Fields have incorrect sizes causing array out of bounds #44

douglasjacobsen · 2014-09-25T19:06:56Z

I only ran into this issue when using KPP, but the problem ends up being a combination of lines:
451 and 600-602 in https://github.com/CVMix/CVMix-src/blob/master/src/shared/cvmix_kpp.F90

Basically, the arrays new_Mdiff (and such) are allocated using nlev, which is the number of active levels in a column, not necessarily the number of total levels in the column. Later a direct copy happens moving old_Mdiff into Mdiff_out, but they have different sizes (one is active, one is total) which causes an array out of bounds with some compilers. Ideally, the arrays would be allocated using the total number of levels whether or not they are used.

mnlevy1981 · 2014-09-25T19:28:00Z

I'm not sure I see the problem... as far as CVMix is concerned, the number of active levels and the total number of levels in the column are the same.
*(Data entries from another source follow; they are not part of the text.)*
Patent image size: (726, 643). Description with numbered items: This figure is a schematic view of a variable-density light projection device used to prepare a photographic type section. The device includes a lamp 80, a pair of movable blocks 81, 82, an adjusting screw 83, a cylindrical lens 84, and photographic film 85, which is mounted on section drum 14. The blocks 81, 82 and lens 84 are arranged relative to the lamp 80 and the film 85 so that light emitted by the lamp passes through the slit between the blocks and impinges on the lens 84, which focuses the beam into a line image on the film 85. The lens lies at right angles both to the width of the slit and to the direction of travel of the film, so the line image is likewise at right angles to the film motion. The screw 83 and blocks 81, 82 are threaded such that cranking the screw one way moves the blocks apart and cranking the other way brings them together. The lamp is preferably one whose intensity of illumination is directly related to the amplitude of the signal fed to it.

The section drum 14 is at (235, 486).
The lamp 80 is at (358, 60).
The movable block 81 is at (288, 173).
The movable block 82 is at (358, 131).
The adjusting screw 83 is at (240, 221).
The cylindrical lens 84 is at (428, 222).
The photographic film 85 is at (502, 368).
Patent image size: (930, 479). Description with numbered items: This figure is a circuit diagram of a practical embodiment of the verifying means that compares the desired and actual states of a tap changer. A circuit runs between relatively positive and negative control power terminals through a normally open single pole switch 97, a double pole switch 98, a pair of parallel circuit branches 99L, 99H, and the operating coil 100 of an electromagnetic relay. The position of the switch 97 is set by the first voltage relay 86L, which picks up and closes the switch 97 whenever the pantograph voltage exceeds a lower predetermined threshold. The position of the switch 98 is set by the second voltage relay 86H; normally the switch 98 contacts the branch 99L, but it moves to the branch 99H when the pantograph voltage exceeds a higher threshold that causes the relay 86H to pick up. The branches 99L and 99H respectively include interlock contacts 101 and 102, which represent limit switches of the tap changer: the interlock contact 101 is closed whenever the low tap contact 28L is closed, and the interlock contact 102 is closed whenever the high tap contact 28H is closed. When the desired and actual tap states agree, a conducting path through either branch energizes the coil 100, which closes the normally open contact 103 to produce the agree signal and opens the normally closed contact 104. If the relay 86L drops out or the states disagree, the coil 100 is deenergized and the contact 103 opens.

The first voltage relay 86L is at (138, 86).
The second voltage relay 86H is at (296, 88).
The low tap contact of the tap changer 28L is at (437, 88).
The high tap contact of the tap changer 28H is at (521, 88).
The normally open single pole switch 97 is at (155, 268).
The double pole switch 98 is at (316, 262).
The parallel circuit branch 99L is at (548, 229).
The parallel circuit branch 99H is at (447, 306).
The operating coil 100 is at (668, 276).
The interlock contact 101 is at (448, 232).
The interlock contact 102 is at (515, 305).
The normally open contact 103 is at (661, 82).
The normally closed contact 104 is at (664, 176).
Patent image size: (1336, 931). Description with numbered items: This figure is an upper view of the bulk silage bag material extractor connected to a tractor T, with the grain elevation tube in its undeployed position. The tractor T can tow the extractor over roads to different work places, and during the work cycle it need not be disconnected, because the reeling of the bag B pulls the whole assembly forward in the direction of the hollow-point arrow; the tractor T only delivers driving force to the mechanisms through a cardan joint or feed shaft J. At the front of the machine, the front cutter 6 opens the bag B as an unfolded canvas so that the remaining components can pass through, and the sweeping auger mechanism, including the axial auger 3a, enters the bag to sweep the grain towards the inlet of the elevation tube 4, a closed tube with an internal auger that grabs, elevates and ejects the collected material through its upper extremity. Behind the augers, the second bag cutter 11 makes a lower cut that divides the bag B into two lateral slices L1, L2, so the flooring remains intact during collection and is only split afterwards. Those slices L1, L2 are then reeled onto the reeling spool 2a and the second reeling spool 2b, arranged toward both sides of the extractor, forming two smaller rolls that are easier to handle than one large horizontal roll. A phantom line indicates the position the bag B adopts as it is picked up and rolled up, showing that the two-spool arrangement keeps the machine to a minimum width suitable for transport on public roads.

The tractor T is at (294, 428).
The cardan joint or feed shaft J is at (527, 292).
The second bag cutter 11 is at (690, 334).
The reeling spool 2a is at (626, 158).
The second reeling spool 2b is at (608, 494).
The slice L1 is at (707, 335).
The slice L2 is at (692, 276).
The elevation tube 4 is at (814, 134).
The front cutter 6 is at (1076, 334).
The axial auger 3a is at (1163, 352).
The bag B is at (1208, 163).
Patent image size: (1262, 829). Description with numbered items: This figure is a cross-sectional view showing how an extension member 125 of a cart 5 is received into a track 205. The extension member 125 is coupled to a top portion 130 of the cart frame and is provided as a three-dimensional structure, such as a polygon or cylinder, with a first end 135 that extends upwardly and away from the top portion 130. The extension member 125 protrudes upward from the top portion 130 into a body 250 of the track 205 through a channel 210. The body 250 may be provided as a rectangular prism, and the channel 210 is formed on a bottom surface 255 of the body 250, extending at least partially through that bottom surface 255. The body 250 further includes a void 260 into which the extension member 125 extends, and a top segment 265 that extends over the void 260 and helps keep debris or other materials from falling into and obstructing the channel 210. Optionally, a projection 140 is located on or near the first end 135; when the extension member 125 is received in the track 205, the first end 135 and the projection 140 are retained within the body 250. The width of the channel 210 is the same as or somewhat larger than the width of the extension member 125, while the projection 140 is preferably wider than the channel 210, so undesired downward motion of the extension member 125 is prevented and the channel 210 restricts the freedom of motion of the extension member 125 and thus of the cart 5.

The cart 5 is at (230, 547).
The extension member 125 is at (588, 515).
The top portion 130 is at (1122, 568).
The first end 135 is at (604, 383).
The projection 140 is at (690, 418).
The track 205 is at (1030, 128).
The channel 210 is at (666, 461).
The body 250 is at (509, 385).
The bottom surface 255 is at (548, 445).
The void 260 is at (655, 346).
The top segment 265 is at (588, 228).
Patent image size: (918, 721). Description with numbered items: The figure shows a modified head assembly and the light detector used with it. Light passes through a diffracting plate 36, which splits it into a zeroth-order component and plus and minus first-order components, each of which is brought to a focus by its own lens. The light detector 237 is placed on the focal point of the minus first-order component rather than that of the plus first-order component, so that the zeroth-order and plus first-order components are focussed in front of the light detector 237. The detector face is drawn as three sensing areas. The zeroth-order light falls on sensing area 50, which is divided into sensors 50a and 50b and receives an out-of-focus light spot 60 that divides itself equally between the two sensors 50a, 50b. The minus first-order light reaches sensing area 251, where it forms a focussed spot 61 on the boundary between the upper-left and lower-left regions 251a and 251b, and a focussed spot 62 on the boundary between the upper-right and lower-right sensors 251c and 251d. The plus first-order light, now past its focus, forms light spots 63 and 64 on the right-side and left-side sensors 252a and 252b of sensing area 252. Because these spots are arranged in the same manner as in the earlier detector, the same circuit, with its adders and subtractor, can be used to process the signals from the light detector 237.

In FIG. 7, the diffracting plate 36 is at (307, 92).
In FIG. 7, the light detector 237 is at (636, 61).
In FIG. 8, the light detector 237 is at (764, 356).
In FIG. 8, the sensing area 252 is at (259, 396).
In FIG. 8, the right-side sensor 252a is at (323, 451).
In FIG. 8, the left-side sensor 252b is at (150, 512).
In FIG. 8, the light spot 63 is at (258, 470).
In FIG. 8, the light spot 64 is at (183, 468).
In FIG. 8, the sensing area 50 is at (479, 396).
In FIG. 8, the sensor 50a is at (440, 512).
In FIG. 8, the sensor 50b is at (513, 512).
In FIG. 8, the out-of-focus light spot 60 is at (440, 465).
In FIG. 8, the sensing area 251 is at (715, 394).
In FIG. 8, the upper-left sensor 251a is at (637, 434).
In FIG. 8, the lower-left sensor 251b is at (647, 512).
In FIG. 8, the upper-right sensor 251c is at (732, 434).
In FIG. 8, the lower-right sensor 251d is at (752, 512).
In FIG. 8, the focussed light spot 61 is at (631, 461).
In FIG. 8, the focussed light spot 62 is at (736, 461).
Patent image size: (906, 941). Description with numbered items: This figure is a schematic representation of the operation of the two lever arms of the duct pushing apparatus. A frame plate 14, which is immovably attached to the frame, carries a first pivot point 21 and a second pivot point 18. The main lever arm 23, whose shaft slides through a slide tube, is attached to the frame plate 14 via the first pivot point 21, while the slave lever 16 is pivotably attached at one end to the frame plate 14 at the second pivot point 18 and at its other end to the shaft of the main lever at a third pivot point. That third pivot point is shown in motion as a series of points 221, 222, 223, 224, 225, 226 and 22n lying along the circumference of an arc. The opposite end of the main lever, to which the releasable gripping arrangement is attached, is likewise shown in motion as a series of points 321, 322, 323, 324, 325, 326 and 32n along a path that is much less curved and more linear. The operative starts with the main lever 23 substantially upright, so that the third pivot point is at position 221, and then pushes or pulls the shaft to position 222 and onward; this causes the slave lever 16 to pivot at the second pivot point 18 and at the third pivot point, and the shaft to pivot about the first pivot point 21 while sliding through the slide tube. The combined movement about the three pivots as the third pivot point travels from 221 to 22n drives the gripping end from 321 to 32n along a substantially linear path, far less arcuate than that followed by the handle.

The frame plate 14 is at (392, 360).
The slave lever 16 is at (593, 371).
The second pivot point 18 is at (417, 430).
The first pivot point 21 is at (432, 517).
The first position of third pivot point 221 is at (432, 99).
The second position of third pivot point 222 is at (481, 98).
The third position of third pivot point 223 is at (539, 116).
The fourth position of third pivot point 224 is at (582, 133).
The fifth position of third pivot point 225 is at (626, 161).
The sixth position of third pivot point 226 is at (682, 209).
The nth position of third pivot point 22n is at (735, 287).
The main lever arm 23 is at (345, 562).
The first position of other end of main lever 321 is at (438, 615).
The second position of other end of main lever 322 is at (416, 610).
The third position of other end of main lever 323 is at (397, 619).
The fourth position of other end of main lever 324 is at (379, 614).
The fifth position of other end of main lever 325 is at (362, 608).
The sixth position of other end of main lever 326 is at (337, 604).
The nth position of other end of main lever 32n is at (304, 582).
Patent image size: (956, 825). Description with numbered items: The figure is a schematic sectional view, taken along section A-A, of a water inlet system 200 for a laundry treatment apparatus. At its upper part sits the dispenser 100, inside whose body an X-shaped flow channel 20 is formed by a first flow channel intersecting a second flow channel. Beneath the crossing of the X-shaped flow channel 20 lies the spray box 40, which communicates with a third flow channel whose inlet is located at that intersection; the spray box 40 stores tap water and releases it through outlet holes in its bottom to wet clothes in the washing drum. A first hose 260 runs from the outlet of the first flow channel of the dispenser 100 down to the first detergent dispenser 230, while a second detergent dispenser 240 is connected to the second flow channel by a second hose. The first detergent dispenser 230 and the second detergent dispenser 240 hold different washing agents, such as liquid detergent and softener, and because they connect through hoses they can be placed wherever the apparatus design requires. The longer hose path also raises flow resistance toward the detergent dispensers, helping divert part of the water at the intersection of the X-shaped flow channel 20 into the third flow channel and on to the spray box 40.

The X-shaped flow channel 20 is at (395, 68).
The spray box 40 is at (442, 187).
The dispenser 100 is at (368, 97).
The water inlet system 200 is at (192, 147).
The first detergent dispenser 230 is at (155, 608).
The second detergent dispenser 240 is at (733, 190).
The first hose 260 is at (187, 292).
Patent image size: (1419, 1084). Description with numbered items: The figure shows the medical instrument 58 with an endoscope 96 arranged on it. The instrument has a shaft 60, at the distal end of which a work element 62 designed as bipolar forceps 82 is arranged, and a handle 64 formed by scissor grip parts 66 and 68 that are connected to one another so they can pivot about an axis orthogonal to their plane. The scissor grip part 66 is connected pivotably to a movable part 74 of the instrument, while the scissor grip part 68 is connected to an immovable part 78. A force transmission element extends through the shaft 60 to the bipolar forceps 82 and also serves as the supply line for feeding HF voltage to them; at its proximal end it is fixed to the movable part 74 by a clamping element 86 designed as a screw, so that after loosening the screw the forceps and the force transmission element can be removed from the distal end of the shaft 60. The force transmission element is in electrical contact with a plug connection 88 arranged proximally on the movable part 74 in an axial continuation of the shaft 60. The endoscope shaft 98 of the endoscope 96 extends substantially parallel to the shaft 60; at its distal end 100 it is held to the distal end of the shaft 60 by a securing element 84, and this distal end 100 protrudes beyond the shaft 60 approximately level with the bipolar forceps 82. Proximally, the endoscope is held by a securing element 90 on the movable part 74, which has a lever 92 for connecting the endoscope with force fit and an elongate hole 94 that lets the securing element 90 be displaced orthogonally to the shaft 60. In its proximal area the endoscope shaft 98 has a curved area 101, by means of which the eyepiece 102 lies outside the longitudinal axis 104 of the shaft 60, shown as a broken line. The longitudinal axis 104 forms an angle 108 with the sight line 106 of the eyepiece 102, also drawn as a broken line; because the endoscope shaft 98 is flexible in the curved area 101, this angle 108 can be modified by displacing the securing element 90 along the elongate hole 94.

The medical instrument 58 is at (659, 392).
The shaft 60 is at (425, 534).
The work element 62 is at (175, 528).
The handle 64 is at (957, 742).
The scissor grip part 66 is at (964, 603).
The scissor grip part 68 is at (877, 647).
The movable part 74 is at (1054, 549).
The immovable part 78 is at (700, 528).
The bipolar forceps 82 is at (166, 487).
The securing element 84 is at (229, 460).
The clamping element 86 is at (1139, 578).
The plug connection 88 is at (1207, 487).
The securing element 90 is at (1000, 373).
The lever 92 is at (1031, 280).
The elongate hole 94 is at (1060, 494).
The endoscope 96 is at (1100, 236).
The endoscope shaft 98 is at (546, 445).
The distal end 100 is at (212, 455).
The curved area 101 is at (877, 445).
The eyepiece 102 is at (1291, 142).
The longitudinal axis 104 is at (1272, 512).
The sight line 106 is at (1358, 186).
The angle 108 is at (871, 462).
That is to say, if CVmix_vars%nlev = 10, then CVmix_vars%Mdiff_iface should be size 11 (and clearly new_Mdiff is declared to be size 11 in line 451).

If you are using pointers into an nlev x ncol matrix, then you want to set up CVmix_vars%Mdiff_iface to be something like

CVmix_vars(col_index)%Mdiff_iface => global_Mdiff(1:CVMix_vars(col_index)%nlev+1,col_index)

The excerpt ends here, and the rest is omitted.